Mısra, “Benim başıma gelen sizin de başınıza gelebilir.” diye uyarmıştı. Haklı çıktı. Ankara’daki kazâda 9 kişi öldü. Hatâlı bulunan 3 kişi tutuklandı. Yine istifa eden yok. Anneler, evlâdı olmadan yaşıyorlar ama sorumlular, koltuksuz yaşayamıyorlar.
Peki, gerçek suçlu kim?
Düşündün taşındım, suçluyu buldum. Daha doğrusu Kemal Sunal’dan rol çaldım. Suçlu koltuk! Bir türlü bırakılamayan makam koltuğu!
Ne iddiânâme ne kamu dâvâsıyla vakit kaybetmeyelim. Tren raylarının üzerinde bir makam koltuğunu yakalım, bu iş kapansın!
Sabah, yazıya nasıl gireceğimi düşünürken İçişleri Bakanı Süleyman Soylu’nun açıklamasını okudum. "Bir tâne okulun etrâfında uyuşturucu satıcısı görün, istifa etmeyen Süleyman Soylu, nâmerttir ve alçaktır." demiş. Güldüm; “Demek ki etmeyecek.” dedim.

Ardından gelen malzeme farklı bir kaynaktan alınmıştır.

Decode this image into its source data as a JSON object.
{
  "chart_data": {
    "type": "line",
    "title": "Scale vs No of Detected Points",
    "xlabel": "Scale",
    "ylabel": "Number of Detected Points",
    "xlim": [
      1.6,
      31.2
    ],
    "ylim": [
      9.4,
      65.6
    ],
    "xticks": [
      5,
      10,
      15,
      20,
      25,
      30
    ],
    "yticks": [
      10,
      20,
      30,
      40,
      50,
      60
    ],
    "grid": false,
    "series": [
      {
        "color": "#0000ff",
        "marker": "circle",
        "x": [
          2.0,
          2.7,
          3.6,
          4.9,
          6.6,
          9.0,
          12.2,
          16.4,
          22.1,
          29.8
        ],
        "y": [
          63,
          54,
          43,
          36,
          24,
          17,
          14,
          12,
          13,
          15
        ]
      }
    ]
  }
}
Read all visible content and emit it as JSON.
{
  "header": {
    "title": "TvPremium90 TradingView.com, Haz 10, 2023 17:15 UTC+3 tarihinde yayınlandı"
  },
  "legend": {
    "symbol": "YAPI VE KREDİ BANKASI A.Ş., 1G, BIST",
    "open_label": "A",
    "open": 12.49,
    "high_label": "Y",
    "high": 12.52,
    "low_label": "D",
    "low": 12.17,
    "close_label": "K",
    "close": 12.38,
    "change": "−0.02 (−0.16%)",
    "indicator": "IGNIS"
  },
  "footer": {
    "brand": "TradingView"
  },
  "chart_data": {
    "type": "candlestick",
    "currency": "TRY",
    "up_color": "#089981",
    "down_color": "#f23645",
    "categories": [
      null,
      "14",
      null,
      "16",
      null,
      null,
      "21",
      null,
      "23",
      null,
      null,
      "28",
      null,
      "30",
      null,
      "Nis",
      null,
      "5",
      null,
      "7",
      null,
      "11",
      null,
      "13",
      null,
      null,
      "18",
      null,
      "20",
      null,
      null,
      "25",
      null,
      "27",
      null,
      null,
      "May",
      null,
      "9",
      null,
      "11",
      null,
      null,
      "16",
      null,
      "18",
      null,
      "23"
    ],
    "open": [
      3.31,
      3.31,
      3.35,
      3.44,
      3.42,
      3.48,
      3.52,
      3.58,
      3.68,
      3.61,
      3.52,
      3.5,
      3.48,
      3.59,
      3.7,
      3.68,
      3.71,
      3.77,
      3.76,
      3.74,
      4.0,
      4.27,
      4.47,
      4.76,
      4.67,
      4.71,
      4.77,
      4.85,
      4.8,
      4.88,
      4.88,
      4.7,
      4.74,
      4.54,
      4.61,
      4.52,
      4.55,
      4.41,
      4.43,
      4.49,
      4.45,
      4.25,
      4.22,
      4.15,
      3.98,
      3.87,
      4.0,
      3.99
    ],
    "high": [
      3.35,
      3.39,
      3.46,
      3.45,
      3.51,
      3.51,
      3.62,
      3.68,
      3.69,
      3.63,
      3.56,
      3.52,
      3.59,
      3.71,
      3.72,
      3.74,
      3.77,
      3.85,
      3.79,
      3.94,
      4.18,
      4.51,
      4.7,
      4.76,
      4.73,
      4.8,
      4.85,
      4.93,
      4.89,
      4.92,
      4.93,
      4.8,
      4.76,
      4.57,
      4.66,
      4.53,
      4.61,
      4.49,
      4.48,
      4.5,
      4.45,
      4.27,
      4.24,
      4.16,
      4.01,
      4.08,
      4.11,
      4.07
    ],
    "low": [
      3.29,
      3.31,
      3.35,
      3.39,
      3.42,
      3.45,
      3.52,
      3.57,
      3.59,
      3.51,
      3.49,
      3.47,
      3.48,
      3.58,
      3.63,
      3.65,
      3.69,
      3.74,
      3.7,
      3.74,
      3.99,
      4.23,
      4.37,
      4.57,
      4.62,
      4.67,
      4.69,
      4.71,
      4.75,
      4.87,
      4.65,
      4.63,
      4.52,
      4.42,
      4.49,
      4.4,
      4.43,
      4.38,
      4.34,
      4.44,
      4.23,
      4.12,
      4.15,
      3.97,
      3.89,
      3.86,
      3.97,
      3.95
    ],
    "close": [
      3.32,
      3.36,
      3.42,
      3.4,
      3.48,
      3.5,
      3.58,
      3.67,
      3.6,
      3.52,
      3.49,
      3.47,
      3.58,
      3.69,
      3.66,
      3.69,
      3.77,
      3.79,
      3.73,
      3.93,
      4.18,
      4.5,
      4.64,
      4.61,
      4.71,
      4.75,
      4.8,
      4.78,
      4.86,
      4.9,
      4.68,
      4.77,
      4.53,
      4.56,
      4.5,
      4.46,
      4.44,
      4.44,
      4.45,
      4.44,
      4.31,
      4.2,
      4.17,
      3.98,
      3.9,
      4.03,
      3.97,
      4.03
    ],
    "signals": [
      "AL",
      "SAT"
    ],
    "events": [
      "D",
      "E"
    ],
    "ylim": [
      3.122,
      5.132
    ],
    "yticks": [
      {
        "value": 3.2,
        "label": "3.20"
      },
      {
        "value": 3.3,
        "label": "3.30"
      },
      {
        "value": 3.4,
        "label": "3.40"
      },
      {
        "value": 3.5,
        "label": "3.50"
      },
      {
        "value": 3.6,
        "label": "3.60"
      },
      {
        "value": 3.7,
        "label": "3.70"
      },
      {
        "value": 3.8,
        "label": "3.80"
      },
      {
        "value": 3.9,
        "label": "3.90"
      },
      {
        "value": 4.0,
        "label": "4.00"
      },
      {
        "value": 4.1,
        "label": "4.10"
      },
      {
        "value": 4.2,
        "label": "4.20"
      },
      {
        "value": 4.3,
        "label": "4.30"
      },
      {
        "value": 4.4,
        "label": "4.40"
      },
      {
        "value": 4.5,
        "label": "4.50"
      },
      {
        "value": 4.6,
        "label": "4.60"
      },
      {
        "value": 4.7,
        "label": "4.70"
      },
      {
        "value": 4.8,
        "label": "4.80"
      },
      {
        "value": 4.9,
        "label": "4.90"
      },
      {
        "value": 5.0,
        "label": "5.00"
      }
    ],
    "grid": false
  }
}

Görev süresi dolunca bile bunalıma girilen; hatıraları yazmanın, tâtile gitmenin veya balık avlamanın eziklik kabul edildiği bir ülkede koltuğu bırakmak kolay mı? Meclis’e gidip eski bakanlarla çay kahve iç; yanından fırtına gibi geçen yeni bakanları seyret! Yok yok, olacak iş değil!
Ankara’da devlet dâirelerinde bâzı memur koltuklarının üzerinde isimler yazılıdır. Yerleri değişince koltuklarını da götürürler. Basit bir memur koltuğu bu kadar değerliyken üst düzey bürokratların ve bakanların koltuklarını düşünemiyorum. Acaba görev süreleri dolunca gizlice sarılıp öpüp, “Canım koltuğum! Ben seni bırakmadım. Bizi ayırdılar!” falan diyorlar mıdır?
Trenler karardıkça, anneler ağladıkça o koltuk daha da değerleniyor.
Ne dersiniz, rayların üzerinde yakalım demekte haksız mıyım?